C919, l’avion chinois aux grandes ambitions

Largement conçu à partir de pièces étrangères, le moyen-courrier effectue désormais des vols réguliers

Harold Thibault

REPORTAGESHANGHAÏ (CHINE) – envoyé spécia

Il pleuvait sur le tarmac, mais Chen Yixe et son ami ont malgré tout pris le temps de faire quelques photos à la sortie du bus qui, après avoir longé le terminal de l’aéroport Hongqiao de Shanghaï, a déposé les passagers devant l’appareil blanc de la compagnie China Eastern. La jeune fille se rend à Pékin pour visiter la ville. En réservant leurs billets, elle et son compagnon ont cherché le vol quotidien réalisé sur le C919, un an après l’annonce de son entrée en service commercial. « L’avion est fait en Chine, c’est épatant », dit-elle.

Les passagers installés, la vidéo de démonstration commence. Elle montre les grandes fiertés de l’empire du Milieu : la Cité interdite, le quartier des affaires de Pudong, à Shanghaï, le nouvel aéroport de Daxing près de Pékin, les champs de thé, la Grande Muraille. « Notre merveilleux voyage est sur le point de débuter », annonce la voix off. Sur son téléphone, le passager du siège 39B lit un article sur les différences avec l’Airbus A320 et le Boeing 737, les appareils commerciaux les plus utilisés de la planète.

Défis techniques

De fait, la différence n’est pas flagrante à l’œil non initié, si ce n’est les protèges appuie-tête et sacs à vomi estampillés « Le premier C919 au monde », ainsi que le petit gâteau gentiment servi. Longtemps présenté comme une ambition, le moyen-courrier chinois est devenu une réalité. Le C919 a effectué son premier vol commercial en mai 2023, mais ce n’est que depuis le début d’année qu’on le trouve sur des lignes régulières. Au départ de Shanghaï, où China Eastern, l’une des trois grandes compagnies étatiques chinoises a son siège, et à destination de Chengdu, Xi’an et Pékin.
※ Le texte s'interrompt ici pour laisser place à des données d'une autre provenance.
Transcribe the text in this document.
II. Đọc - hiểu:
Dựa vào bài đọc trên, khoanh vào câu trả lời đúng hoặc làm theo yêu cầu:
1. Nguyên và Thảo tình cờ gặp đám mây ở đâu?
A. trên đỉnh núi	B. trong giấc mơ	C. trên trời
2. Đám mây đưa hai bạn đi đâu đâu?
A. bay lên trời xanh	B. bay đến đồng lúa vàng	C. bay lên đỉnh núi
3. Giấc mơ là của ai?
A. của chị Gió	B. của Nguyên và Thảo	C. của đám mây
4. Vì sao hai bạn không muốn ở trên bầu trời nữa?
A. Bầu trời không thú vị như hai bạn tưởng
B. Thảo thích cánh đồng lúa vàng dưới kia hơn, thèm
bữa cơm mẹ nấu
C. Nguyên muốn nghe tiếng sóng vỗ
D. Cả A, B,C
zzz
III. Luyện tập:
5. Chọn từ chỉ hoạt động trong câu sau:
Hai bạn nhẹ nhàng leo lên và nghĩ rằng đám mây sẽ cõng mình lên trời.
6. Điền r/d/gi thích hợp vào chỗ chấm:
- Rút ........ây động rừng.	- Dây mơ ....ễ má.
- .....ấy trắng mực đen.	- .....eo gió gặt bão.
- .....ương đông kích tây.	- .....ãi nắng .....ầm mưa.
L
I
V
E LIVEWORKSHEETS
Pour la Chine, qui claironne régulièrement les réussites de son rattrapage technologique – train à grande vitesse, exploration spatiale, automobile électrique… –, le C919 n’est encore qu’une demi-victoire. Il aura fallu quinze années d’intenses efforts pour en arriver là. En 2008, une société étatique a été créée, Comac, pour Commercial Aircraft Corporation of China, avec pour mission de parvenir à hisser le C de la Chine et briser le duopole Airbus-Boeing.

Mais les défis techniques se révèlent multiples, la Chine est contrainte de s’appuyer sur énormément de technologies étrangères. Les moteurs sont d’une coentreprise entre le français Safran et l’américain GE, les nacelles viennent aussi de Safran, une bonne partie de l’avionique est de l’américain Honeywell, les boîtes noires sont fournies par GE, les trains d’atterrissage de l’allemand Liebherr. Le nez vient d’un groupe de Chengdu, les ailes en partie d’un autre de Xi’an, des parts importantes du fuselage du chinois AVIC. En 2020, le site spécialisé AirFramer identifiait quarante-huit éléments importants de source américaine, vingt-six de source européenne et quatorze de Chine.

Les experts consultés par Le Monde affirment que l’essentiel des morceaux critiques et plus de la moitié de la valeur totale viennent de l’étranger. Et ce, malgré un effort national considérable. Le Centre d’études stratégiques et internationales, un think tank américain, estimait en 2020 que Comac a reçu plus de 45 milliards de dollars (41,9 milliards d’euros) de soutien étatique. Cette dépendance initiale aux technologies étrangères est bien connue dans le développement chinois. Pour faire des trains à grande vitesse, le pays a d’abord passé des commandes chez Kawasaki, Siemens, Alstom ou Bombardier, ce qui lui a permis de déployer rapidement un réseau, d’apprendre et de faire lui-même. L’ambition est la même sur l’avion assemblé en Chine, mais le process est différent. Un appareil doit être certifié. Le C919 l’est déjà pour la Chine, pas encore par les autorités européennes et américaines, dont le jugement influe sur la décision de beaucoup d’autres. En changer les pièces importantes modifie l’avion et sa certification.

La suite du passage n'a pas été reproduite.